Here, however, the defendant had already accepted the offer described in the petition and decree, and the decree, by authorizing him, among other things, to dispose of the property for the amount of that offer, satisfied the only condition precedent to which the defendant's contractual liability was subject. Even after signing the agreement and filing the petition in the Probate Court the defendant could have protected himself against such liability. If the other offer was higher than the $32,500 offered by the plaintiff, the defendant could have called this to the attention of the devisees and the probate judge (and indeed was under a duty to do so), in which case the minimum price named in the decree would doubtless have been at the higher figure, thereby leaving the condition to which his contractual obligation was subject unsatisfied. Grennan v. Pierce, 229 Mass. 292 , 293-294 (1918). If the other offer was the same or less than the plaintiff's, the defendant could have obtained a continuance of the probate proceeding pending further negotiations with the two prospective purchasers, perhaps including an informal
auction between them (see Newhall, Settlement of Estates [4th ed.] Section 120), or could even have brought them before the probate judge (see Weathers v. Jarvis, 294 Mass. 227 ). Once the probate decree had been entered the defendant might still have been able to escape liability by seeking its amendment or revocation.

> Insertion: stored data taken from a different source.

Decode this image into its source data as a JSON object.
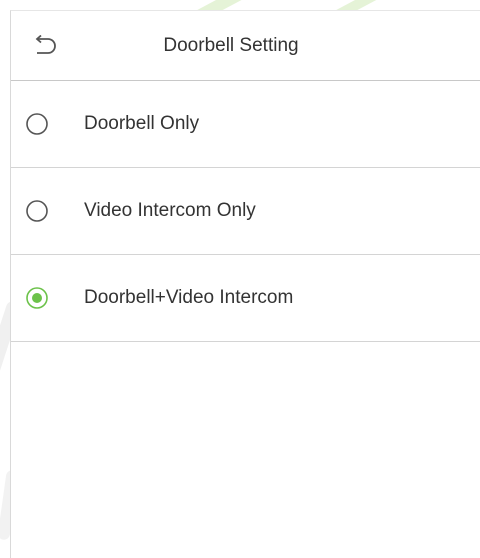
{
  "header": {
    "title": "Doorbell Setting",
    "back_icon": "back-arrow-icon"
  },
  "options": [
    {
      "label": "Doorbell Only",
      "selected": false
    },
    {
      "label": "Video Intercom Only",
      "selected": false
    },
    {
      "label": "Doorbell+Video Intercom",
      "selected": true
    }
  ],
  "colors": {
    "accent": "#6cc24a",
    "radio_border": "#555555",
    "text": "#333333",
    "divider": "#d4d4d4"
  }
}
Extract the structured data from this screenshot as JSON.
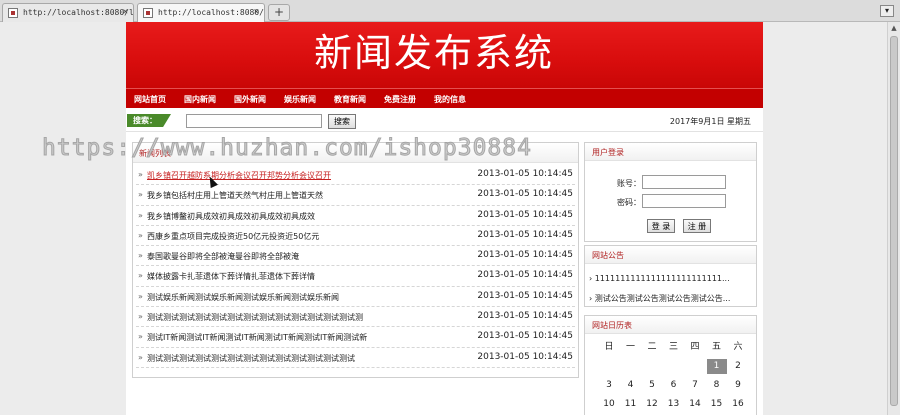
{
  "browser": {
    "tabs": [
      {
        "url": "http://localhost:8080/l:",
        "active": false
      },
      {
        "url": "http://localhost:8080/xi",
        "active": true
      }
    ],
    "newtab_label": "+",
    "window_btn": "▾"
  },
  "site": {
    "title": "新闻发布系统",
    "nav": [
      "网站首页",
      "国内新闻",
      "国外新闻",
      "娱乐新闻",
      "教育新闻",
      "免费注册",
      "我的信息"
    ],
    "search": {
      "label": "搜索：",
      "placeholder": "",
      "button": "搜索"
    },
    "date": "2017年9月1日 星期五"
  },
  "news": {
    "header": "新闻列表",
    "items": [
      {
        "title": "凯乡镇召开越防系期分析会议召开邦势分析会议召开",
        "date": "2013-01-05 10:14:45"
      },
      {
        "title": "我乡镇包括村庄用上管道天然气村庄用上管道天然",
        "date": "2013-01-05 10:14:45"
      },
      {
        "title": "我乡镇博鳌初具成效初具成效初具成效初具成效",
        "date": "2013-01-05 10:14:45"
      },
      {
        "title": "西康乡重点项目完成投资近50亿元投资近50亿元",
        "date": "2013-01-05 10:14:45"
      },
      {
        "title": "泰国歌曼谷即将全部被淹曼谷即将全部被淹",
        "date": "2013-01-05 10:14:45"
      },
      {
        "title": "媒体披露卡扎菲遗体下葬详情扎菲遗体下葬详情",
        "date": "2013-01-05 10:14:45"
      },
      {
        "title": "测试娱乐新闻测试娱乐新闻测试娱乐新闻测试娱乐新闻",
        "date": "2013-01-05 10:14:45"
      },
      {
        "title": "测试测试测试测试测试测试测试测试测试测试测试测试测试测",
        "date": "2013-01-05 10:14:45"
      },
      {
        "title": "测试IT新闻测试IT新闻测试IT新闻测试IT新闻测试IT新闻测试新",
        "date": "2013-01-05 10:14:45"
      },
      {
        "title": "测试测试测试测试测试测试测试测试测试测试测试测试测试",
        "date": "2013-01-05 10:14:45"
      }
    ]
  },
  "login": {
    "header": "用户登录",
    "account_label": "账号：",
    "password_label": "密码：",
    "login_button": "登 录",
    "register_button": "注 册"
  },
  "notice": {
    "header": "网站公告",
    "items": [
      "1111111111111111111111111...",
      "测试公告测试公告测试公告测试公告..."
    ]
  },
  "calendar": {
    "header": "网站日历表",
    "weekdays": [
      "日",
      "一",
      "二",
      "三",
      "四",
      "五",
      "六"
    ],
    "first_weekday": 5,
    "days_shown": 16,
    "today": 1
  },
  "watermark": "https://www.huzhan.com/ishop30884",
  "colors": {
    "brand_red": "#d80d0d",
    "nav_red": "#c30000",
    "search_green": "#4a8a2a",
    "header_text": "#b02020"
  }
}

See Thornton v. McWalter, 329 Mass. 768 (1953). So far as the record discloses, however, the defendant did none of these things. He must therefore be held liable on his agreement.
3. We note that the defendant is characterized in the pleadings and the decree of the Superior Court as "executor". For the reasons previously stated he is properly before the Superior Court only as an individual, and we treat the bill as having been brought against him in that capacity, the word "executor" being surplusage. See Newhall, Settlement of Estates (4th ed.) Section 254. Since the identification of the defendant in the decree ("as he is the Executor of the Will of L. Francis F. Knowles") might be susceptible of misinterpretation, the decree is to be modified by striking the quoted words therefrom.

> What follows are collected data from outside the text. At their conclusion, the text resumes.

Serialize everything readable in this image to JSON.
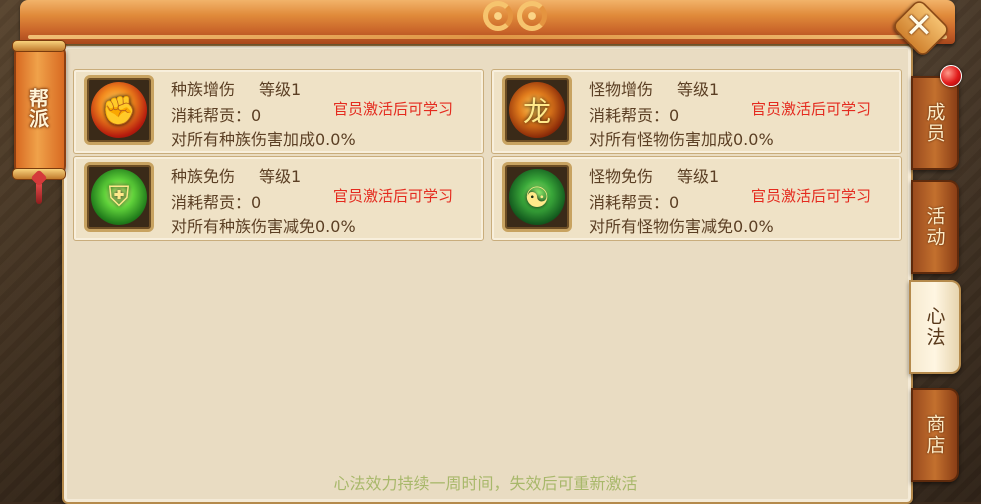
{
  "window": {
    "title": "帮派",
    "close_glyph": "✕"
  },
  "skills": [
    {
      "icon": "fist-icon",
      "icon_glyph": "✊",
      "name": "种族增伤",
      "level": "等级1",
      "cost": "消耗帮贡：0",
      "requirement": "官员激活后可学习",
      "effect": "对所有种族伤害加成0.0%"
    },
    {
      "icon": "golden-dragon-icon",
      "icon_glyph": "龙",
      "name": "怪物增伤",
      "level": "等级1",
      "cost": "消耗帮贡：0",
      "requirement": "官员激活后可学习",
      "effect": "对所有怪物伤害加成0.0%"
    },
    {
      "icon": "shield-icon",
      "icon_glyph": "⛨",
      "name": "种族免伤",
      "level": "等级1",
      "cost": "消耗帮贡：0",
      "requirement": "官员激活后可学习",
      "effect": "对所有种族伤害减免0.0%"
    },
    {
      "icon": "green-spirit-icon",
      "icon_glyph": "☯",
      "name": "怪物免伤",
      "level": "等级1",
      "cost": "消耗帮贡：0",
      "requirement": "官员激活后可学习",
      "effect": "对所有怪物伤害减免0.0%"
    }
  ],
  "footer_note": "心法效力持续一周时间，失效后可重新激活",
  "tabs": [
    {
      "label": "成员",
      "active": false,
      "notification": true
    },
    {
      "label": "活动",
      "active": false,
      "notification": false
    },
    {
      "label": "心法",
      "active": true,
      "notification": false
    },
    {
      "label": "商店",
      "active": false,
      "notification": false
    }
  ],
  "colors": {
    "requirement_red": "#e42a1e",
    "body_text": "#5b3f24",
    "footer_green": "#a8b86a",
    "panel_bg": "#e9dcc2",
    "tab_orange": "#c3702e"
  }
}
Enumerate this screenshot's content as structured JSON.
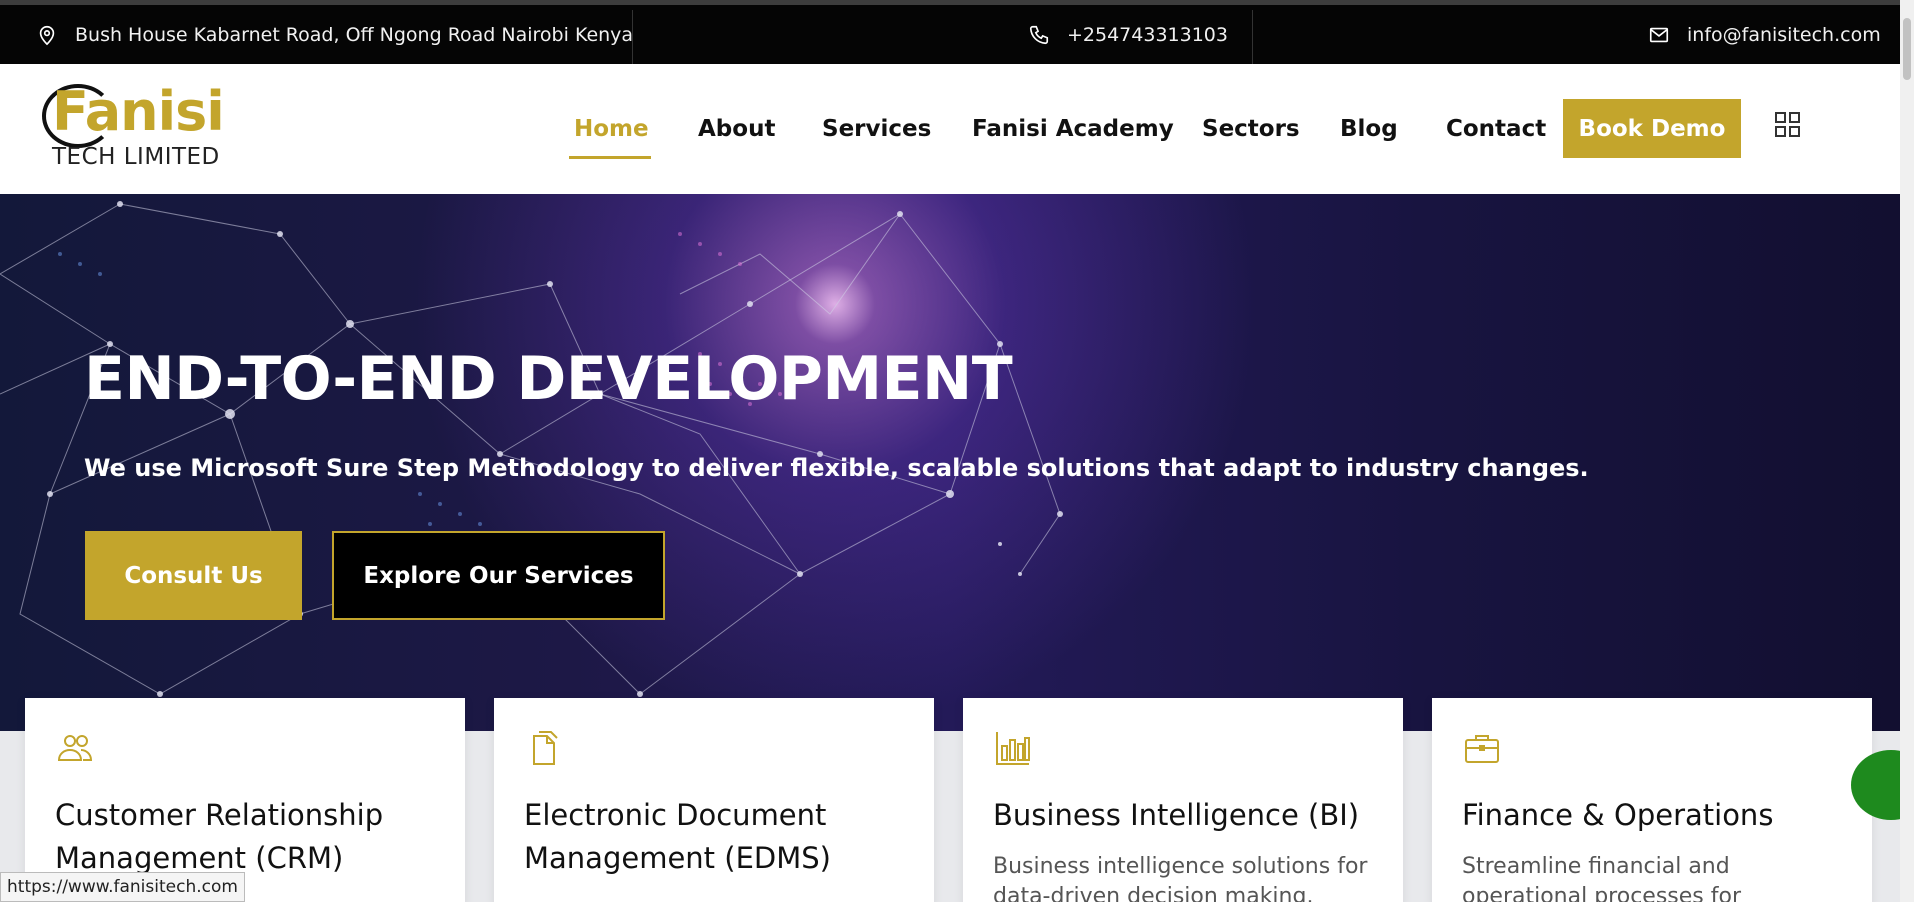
{
  "topbar": {
    "address": "Bush House Kabarnet Road, Off Ngong Road Nairobi Kenya",
    "phone": "+254743313103",
    "email": "info@fanisitech.com"
  },
  "logo": {
    "word": "Fanisi",
    "sub": "TECH LIMITED"
  },
  "nav": {
    "items": [
      "Home",
      "About",
      "Services",
      "Fanisi Academy",
      "Sectors",
      "Blog",
      "Contact"
    ],
    "active": "Home",
    "cta": "Book Demo"
  },
  "hero": {
    "title": "END-TO-END DEVELOPMENT",
    "subtitle": "We use Microsoft Sure Step Methodology to deliver flexible, scalable solutions that adapt to industry changes.",
    "primary_button": "Consult Us",
    "secondary_button": "Explore Our Services"
  },
  "cards": [
    {
      "icon": "users-icon",
      "title": "Customer Relationship Management (CRM)",
      "desc": ""
    },
    {
      "icon": "documents-icon",
      "title": "Electronic Document Management (EDMS)",
      "desc": ""
    },
    {
      "icon": "bar-chart-icon",
      "title": "Business Intelligence (BI)",
      "desc": "Business intelligence solutions for data-driven decision making."
    },
    {
      "icon": "briefcase-icon",
      "title": "Finance & Operations",
      "desc": "Streamline financial and operational processes for efficiency."
    }
  ],
  "status_url": "https://www.fanisitech.com",
  "colors": {
    "accent": "#c3a52c",
    "topbar": "#050505",
    "hero_dark": "#1d1846"
  }
}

This opinion represents the view of a majority of the court. See Rule 1:18 of the Appeals Court, 1 Mass. App. Ct. 892 (1972).
The decree as modified is affirmed.
[Note 1] The reason that the contract in the Dresel case could not have been specifically enforced against the `executors was that they had no power under the will to sell the real estate and the Probate Court at that time had no power to grant an executor a license to sell real estate other than at public auction. Hunt v. Frost, 4 Cush. 54 , 59-60 (1849). The statute under which the latter case was decided (Rev. Sts. c. 71, Section 17) was carried over in substantially the same form by Gen. Sts. c. 102, Section 17, and Pub. Sts. c. 134, Section 11. The Probate Courts were first authorized to grant licenses to executors and administrators to sell real property at private sales by St. 1886, c. 137, Section 1, and that authorization exists today under G. L. c. 202, Sections 14, 19.